10 häufige Listing-Fehler, die dir täglich Umsatz kosten

Warum gute Produkte trotzdem nicht verkaufen, und welche Fehler ich in Listings immer wieder sehe.


10 Min. Lesezeit · 7. Juli 2026 · Kategorie: Amazon Listings

Kurz gesagt

In diesem Artikel erfährst du:

  • Warum gute Produkte trotzdem nicht verkaufen
  • welche zehn Listing-Fehler besonders häufig auftreten und wie du sie erkennst
  • warum ehrliche, menschliche Sprache am Ende mehr verkauft als noch mehr Keywords
  • welche Fehler du selbst und schnell beheben kannstFür dich, wenn du ein Amazon Listing betreibst, bei dem Klicks kommen,
    aber zu wenige davon kaufen.

Dein Produkt ist gut.
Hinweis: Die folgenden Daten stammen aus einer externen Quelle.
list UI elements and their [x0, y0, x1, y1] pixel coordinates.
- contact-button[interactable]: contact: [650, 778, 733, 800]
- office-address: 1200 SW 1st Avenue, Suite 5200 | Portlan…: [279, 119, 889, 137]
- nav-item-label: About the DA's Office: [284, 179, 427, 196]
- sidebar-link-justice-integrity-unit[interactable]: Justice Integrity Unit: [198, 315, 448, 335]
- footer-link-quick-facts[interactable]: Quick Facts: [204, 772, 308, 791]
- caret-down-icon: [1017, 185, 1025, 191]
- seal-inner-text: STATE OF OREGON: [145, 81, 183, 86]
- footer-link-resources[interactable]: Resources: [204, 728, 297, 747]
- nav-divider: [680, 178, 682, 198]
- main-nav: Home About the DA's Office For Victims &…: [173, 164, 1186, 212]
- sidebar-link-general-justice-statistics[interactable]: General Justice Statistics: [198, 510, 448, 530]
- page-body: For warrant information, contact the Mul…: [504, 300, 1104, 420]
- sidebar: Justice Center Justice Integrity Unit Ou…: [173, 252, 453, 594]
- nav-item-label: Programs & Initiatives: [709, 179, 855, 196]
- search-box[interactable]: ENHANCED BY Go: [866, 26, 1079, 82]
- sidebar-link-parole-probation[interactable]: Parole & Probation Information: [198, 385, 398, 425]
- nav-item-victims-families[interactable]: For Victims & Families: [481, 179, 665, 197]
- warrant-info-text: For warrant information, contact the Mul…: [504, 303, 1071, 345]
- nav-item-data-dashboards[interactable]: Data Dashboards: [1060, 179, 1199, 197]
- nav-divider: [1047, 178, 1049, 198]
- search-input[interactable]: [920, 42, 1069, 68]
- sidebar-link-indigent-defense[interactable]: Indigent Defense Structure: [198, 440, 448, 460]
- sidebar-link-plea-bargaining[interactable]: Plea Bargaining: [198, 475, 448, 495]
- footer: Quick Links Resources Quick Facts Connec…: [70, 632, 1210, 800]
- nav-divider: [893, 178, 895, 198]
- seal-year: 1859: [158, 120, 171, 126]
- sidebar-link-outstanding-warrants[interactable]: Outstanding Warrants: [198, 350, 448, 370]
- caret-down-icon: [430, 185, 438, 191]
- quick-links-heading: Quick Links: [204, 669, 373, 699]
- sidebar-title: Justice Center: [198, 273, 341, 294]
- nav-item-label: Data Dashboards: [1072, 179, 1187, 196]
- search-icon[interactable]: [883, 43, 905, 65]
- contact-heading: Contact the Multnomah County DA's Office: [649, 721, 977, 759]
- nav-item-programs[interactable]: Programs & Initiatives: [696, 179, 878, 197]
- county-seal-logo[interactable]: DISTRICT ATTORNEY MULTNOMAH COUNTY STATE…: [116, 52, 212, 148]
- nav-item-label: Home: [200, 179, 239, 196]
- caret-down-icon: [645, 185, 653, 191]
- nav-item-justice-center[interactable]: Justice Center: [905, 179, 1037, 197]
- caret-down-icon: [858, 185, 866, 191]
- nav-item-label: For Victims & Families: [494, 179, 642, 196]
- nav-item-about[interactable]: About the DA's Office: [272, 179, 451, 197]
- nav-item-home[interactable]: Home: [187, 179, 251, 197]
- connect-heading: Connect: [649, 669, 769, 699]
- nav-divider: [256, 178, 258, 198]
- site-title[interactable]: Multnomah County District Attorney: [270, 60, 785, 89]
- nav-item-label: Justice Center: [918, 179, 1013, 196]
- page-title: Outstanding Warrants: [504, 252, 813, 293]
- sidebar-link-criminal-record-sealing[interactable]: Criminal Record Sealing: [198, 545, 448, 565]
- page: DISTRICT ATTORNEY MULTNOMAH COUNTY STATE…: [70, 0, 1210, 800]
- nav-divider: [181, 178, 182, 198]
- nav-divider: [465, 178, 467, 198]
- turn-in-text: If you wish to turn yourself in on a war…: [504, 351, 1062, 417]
Die Bewertungen sind solide. Der Preis stimmt. Und trotzdem kauft kaum jemand.

Ich kenne dieses Gefühl von der anderen Seite des Bildschirms, aus unzähligen Amazon Listing Fehlern, die mir in meiner Zeit im Amazon Support begegnet sind. Immer wieder stand dieselbe Frage im Raum: Woran liegt’s?

Preis und Bilder sind dabei oft ein echtes Thema. Ein Pricing-Fehler kann ein Listing unsichtbar machen, ein Hauptbild ohne reinweißen Hintergrund oder in schlechter Auflösung kann es sogar ganz aus der Suche werfen. Das kostet Umsatz, und das will ich hier nicht kleinreden.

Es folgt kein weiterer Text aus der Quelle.